Darmawan explains that in the last few years under President Donald Trump’s administration, the US has increased its presence in the South China Sea. More recently, the US State Department issued a strong statement backing Southeast Asian claimant states, a number of whom have territorial disputes with China in the South China Sea.
“When observing both Democratic candidate Joe Biden’s and President Trump’s rhetoric during the presidential campaign and considering the country’s interest in the region, it seems American presence in the South China Sea is unlikely to be dialled back any time soon,” Darmawan wrote. He believes Biden and Trump are likely to still consider Asia and China their top foreign policy priority.
Gregory Poling, senior fellow for Southeast Asia and director of the Asia Maritime Transparency Initiative at Washington-based think tank Center for Strategic and International Studies, says US president-elect Biden will likely be just as “tough” on China as Trump has been and will continue most of the tough rhetoric of the last year on the South China Sea.
“But he will also likely be more strategic about it and will be better able to work with allies and partners. That means the new administration could be much more effective in imposing diplomatic and economic costs on China for its bad behaviour, since it won’t attempt to do so alone.
“And a Biden administration will likely have much more credibility to discuss international law and norms, since it will likely rejoin the Paris Agreement on day one and will stop attacking global institutions in the way that the Trump team has,” adds Poling.
Professor Datuk Dr Rajah Rasiah, distinguished professor of economics at the Asia-Europe Institute of University of Malaya agrees that Biden is likely to follow past American foreign policy.

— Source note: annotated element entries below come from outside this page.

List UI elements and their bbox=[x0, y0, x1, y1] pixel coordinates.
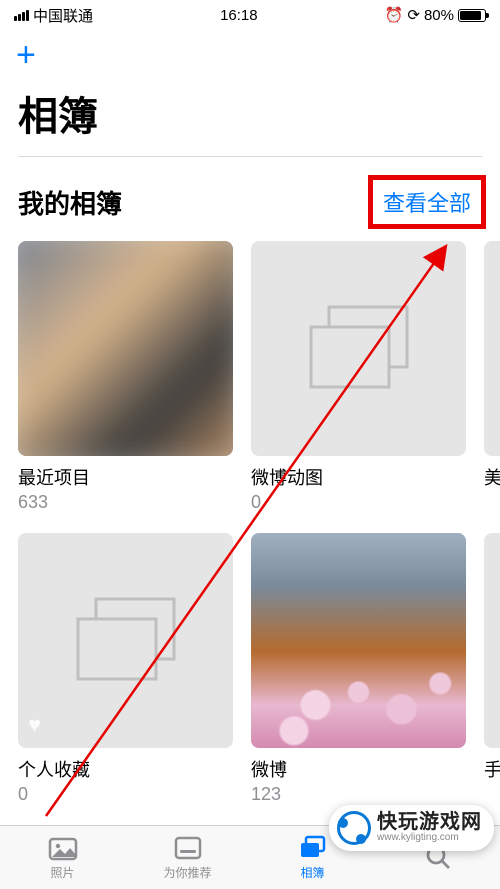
album-count: 0 bbox=[18, 784, 233, 805]
album-name: 最近项目 bbox=[18, 464, 233, 490]
tab-label: 为你推荐 bbox=[163, 864, 211, 881]
page-title: 相簿 bbox=[0, 80, 500, 156]
album-favorites[interactable]: ♥ 个人收藏 0 bbox=[18, 533, 233, 805]
empty-stack-icon bbox=[18, 533, 233, 748]
album-thumb bbox=[484, 533, 500, 748]
album-name: 手 bbox=[484, 756, 500, 782]
annotation-highlight: 查看全部 bbox=[368, 175, 486, 229]
album-thumb bbox=[251, 241, 466, 456]
album-thumb bbox=[18, 241, 233, 456]
watermark-url: www.kyligting.com bbox=[377, 833, 482, 844]
status-right: ⏰ ⟳ 80% bbox=[385, 6, 486, 24]
navbar: + bbox=[0, 30, 500, 80]
album-name: 微博动图 bbox=[251, 464, 466, 490]
album-count: 0 bbox=[251, 492, 466, 513]
album-count: 633 bbox=[18, 492, 233, 513]
status-left: 中国联通 bbox=[14, 5, 93, 26]
signal-icon bbox=[14, 10, 29, 21]
tab-photos[interactable]: 照片 bbox=[0, 826, 125, 889]
battery-pct: 80% bbox=[424, 7, 454, 24]
status-bar: 中国联通 16:18 ⏰ ⟳ 80% bbox=[0, 0, 500, 30]
section-header: 我的相簿 查看全部 bbox=[0, 157, 500, 241]
tab-label: 照片 bbox=[50, 864, 74, 881]
watermark: 快玩游戏网 www.kyligting.com bbox=[329, 805, 494, 851]
album-name: 美 bbox=[484, 464, 500, 490]
album-partial-2[interactable]: 手 bbox=[484, 533, 500, 805]
status-time: 16:18 bbox=[220, 7, 258, 24]
orientation-lock-icon: ⟳ bbox=[407, 6, 420, 24]
add-button[interactable]: + bbox=[16, 38, 36, 72]
tab-for-you[interactable]: 为你推荐 bbox=[125, 826, 250, 889]
section-title: 我的相簿 bbox=[18, 184, 122, 221]
for-you-icon bbox=[173, 835, 203, 861]
album-partial-1[interactable]: 美 bbox=[484, 241, 500, 513]
album-thumb bbox=[251, 533, 466, 748]
heart-icon: ♥ bbox=[28, 712, 41, 738]
album-name: 微博 bbox=[251, 756, 466, 782]
alarm-icon: ⏰ bbox=[385, 6, 404, 24]
see-all-button[interactable]: 查看全部 bbox=[373, 180, 481, 224]
carrier-label: 中国联通 bbox=[33, 5, 93, 26]
album-thumb bbox=[484, 241, 500, 456]
battery-icon bbox=[458, 9, 486, 22]
empty-stack-icon bbox=[251, 241, 466, 456]
photos-icon bbox=[48, 835, 78, 861]
watermark-icon bbox=[337, 811, 371, 845]
album-weibo[interactable]: 微博 123 bbox=[251, 533, 466, 805]
album-name: 个人收藏 bbox=[18, 756, 233, 782]
album-weibo-gif[interactable]: 微博动图 0 bbox=[251, 241, 466, 513]
album-thumb: ♥ bbox=[18, 533, 233, 748]
album-count: 123 bbox=[251, 784, 466, 805]
albums-row-1: 最近项目 633 微博动图 0 美 bbox=[0, 241, 500, 513]
tab-label: 相簿 bbox=[300, 864, 324, 881]
albums-row-2: ♥ 个人收藏 0 微博 123 手 bbox=[0, 533, 500, 805]
album-recents[interactable]: 最近项目 633 bbox=[18, 241, 233, 513]
watermark-title: 快玩游戏网 bbox=[377, 812, 482, 834]
albums-icon bbox=[298, 835, 328, 861]
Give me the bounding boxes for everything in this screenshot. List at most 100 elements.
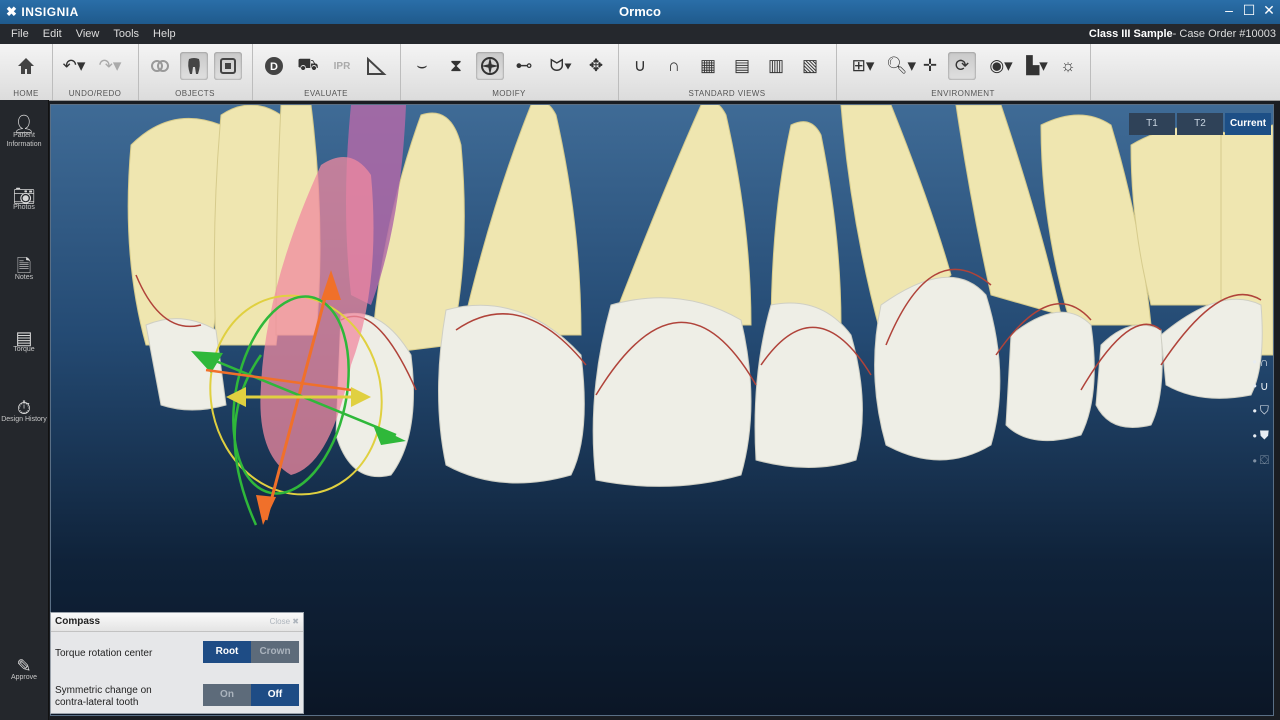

“This is to ensure that China is contained from rivalling its own power, as well as providing support to its allies in Southeast Asia, including Singapore, Malaysia, the Philippines, Indonesia, and Brunei, to shield these countries from China’s efforts to control the South China Sea.
“I believe Biden will invoke the International Courts judgment for China to withdraw from the Spratlys Islands. The Paracel Islands is also likely to face similar tensions. US warships are currently frequenting these islands, but Biden is likely to engage other members of the United Nations security council to achieve this objective.
“Vietnam has largely joined the American side with the founding Asean members, whereas Cambodia and Lao PDR have remained on China’s side on issues such as this,” he says.
Even though the US is not a claimant in the dispute, it has a strong interest in ensuring freedom of navigation in the South China Sea, says Darmawan.
“This is because the South China Sea is one of the world’s most important trade routes. Moreover, a sustained interest in the dispute can gain the US more influence and legitimacy in Southeast Asia for protecting its allies in the region,” he reasons.
Natixis chief economist for Asia Pacific Alicia Garcia Herrero says Biden will likely look for alliances with Europe, Japan, South Korea, Singapore and India.
“The rest of Southeast Asia will find it hard to look at China only, as US foreign policy will be much stronger than with Trump. Isolationism is over, which will make it harder for China to expand its influence,” she adds.